In case 1), the power is being generated by the motor, but it is not being
delivered to the load. It is being dissipated (converted to heat) `in
between.
In case 2), the power simply cannot be created. The motor can't work against
such a load. The power is not being dissipated anywhere -- it's simply not
being generated. As Cecil has suggested, in this case, the engine stops,
which stops using gasoline, which reduces the demand on the Middle East oil
supply, which lowers prices, which .....
Case 2) is not one in which reflections "cancel" the energy being generated,
although it can be thought of that way. Energy can't be "canceled" ( a
fundamental law). If a generator isn't delivering energy to a load, it's
because the energy either doesn't exist (isn't being generated), or it's
being rerouted, stored, or being converted to another form.
Although this analogy could be complicated by making it a pumping system
that generates sinusoidal water pressure waves with wavelength-related pipe
lengths, it doesn't need to be for it to work.
Al WA4GKQ
"Cecil Moore" wrote in message
...
Henry Kolesnik wrote:
What if the source doesn't or can't dissipate?

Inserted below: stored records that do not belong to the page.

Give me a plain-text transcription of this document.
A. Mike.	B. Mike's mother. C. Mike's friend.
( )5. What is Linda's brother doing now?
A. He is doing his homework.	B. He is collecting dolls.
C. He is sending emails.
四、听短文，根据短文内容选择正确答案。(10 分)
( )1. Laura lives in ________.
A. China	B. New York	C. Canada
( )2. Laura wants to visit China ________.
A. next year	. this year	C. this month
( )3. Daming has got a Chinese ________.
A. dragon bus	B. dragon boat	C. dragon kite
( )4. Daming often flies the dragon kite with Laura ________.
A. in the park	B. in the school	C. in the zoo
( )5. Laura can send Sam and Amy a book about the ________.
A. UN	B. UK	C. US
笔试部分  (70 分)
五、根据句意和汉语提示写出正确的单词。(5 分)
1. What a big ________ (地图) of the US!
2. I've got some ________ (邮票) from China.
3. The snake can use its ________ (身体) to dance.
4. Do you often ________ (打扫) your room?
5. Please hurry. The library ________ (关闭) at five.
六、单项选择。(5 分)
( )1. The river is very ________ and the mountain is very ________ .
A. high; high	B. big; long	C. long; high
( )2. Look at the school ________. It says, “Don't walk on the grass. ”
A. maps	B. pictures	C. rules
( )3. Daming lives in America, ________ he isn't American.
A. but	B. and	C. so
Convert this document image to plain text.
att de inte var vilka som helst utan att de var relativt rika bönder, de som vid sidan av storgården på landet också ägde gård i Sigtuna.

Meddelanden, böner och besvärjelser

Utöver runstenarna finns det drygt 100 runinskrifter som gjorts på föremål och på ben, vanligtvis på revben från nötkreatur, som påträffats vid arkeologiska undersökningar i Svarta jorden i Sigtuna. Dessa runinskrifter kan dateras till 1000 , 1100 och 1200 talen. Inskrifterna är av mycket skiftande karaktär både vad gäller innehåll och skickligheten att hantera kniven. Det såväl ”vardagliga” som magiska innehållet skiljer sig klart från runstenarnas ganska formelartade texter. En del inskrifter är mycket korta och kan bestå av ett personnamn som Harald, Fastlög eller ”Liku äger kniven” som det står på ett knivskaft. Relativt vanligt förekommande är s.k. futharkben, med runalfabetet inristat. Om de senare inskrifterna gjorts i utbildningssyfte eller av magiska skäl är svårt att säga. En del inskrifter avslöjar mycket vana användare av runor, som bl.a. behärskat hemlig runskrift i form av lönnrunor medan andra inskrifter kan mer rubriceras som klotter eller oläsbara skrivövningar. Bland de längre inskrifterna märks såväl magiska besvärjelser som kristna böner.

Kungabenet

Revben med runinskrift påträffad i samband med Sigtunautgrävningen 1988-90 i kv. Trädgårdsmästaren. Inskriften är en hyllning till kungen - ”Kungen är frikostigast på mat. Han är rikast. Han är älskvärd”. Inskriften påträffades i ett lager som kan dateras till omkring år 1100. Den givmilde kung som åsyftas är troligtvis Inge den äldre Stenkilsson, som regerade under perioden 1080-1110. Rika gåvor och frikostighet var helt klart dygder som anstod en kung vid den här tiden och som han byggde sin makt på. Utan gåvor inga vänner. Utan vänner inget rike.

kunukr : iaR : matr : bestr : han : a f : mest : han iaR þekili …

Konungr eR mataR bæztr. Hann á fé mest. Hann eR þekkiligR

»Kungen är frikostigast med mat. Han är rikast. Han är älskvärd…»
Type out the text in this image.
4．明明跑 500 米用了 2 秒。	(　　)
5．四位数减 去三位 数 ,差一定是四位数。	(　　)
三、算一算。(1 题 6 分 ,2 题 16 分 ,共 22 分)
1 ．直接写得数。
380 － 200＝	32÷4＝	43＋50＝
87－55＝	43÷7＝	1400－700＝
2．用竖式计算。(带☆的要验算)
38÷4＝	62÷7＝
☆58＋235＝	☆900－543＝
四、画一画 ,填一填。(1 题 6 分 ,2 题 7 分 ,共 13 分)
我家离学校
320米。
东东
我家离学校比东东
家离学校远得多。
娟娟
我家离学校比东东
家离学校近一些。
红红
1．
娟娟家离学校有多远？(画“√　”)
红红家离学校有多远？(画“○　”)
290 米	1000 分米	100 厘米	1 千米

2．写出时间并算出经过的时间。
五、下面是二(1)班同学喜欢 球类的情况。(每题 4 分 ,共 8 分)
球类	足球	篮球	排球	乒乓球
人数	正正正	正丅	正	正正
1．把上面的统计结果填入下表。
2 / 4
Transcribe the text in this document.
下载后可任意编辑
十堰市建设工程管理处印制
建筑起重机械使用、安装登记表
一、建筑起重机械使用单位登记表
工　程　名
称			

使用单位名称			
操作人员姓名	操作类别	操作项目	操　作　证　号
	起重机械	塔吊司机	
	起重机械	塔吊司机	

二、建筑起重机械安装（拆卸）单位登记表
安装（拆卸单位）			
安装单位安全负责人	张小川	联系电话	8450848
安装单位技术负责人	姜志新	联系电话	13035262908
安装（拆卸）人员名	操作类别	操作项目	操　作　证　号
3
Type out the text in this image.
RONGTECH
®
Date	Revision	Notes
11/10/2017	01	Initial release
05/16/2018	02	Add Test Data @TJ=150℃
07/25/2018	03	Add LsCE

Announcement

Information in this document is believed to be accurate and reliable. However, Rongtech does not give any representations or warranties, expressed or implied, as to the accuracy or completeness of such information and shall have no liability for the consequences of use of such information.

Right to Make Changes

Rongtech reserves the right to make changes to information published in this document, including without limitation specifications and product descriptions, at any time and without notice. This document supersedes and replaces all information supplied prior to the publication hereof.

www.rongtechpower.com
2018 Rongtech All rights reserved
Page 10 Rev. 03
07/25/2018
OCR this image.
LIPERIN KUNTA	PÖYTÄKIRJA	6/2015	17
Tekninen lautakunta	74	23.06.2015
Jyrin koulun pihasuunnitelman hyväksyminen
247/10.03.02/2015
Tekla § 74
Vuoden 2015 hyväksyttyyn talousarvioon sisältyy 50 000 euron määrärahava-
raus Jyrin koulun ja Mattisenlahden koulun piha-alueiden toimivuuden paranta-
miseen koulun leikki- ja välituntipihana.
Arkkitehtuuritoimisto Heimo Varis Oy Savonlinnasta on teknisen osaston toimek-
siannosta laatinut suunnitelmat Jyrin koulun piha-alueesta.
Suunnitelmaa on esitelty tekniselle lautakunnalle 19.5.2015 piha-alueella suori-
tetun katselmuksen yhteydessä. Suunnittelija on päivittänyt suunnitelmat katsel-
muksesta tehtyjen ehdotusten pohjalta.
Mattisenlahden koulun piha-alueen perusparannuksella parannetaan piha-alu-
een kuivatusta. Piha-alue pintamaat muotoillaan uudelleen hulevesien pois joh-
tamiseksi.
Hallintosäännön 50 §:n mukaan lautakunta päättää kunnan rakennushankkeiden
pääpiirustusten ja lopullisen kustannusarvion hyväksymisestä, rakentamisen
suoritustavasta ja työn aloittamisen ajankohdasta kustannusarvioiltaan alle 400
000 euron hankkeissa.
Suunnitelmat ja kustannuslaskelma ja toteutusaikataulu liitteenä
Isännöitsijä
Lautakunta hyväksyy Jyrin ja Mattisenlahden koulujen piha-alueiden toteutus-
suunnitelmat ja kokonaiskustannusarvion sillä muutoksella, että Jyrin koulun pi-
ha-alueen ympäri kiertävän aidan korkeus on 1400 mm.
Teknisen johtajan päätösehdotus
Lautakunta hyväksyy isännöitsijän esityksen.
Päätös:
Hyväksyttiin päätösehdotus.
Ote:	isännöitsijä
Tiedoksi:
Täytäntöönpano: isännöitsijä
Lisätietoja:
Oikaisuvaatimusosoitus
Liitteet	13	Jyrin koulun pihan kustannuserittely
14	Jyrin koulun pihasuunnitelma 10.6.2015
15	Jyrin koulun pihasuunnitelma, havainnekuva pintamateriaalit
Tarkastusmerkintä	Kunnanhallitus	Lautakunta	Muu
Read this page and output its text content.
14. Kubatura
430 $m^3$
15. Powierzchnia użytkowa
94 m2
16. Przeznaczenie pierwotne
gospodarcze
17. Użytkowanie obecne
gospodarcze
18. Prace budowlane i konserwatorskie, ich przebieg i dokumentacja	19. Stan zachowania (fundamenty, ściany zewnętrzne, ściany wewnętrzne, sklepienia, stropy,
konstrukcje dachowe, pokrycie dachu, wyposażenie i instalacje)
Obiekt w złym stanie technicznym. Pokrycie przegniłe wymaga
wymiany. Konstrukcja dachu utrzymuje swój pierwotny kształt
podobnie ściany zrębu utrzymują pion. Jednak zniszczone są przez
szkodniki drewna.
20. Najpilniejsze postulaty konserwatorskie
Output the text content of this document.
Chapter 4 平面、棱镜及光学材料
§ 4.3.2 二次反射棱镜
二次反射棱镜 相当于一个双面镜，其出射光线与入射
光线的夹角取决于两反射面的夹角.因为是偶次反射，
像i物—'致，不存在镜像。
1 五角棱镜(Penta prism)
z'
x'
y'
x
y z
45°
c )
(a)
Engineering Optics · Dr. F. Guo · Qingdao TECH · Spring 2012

Heh, heh, you're on your own for that discussion. I personally
believe it is possible for reflected energy to wind up decreasing
the power consumption from the DC source that is supplying the finals,
which winds up decreasing the load on the 60 Hz power grid, which
decreases the oil required from the Middle East, which tends to
decrease the possibility of world war, which bodes well for the human
race, but that is another thread for another time.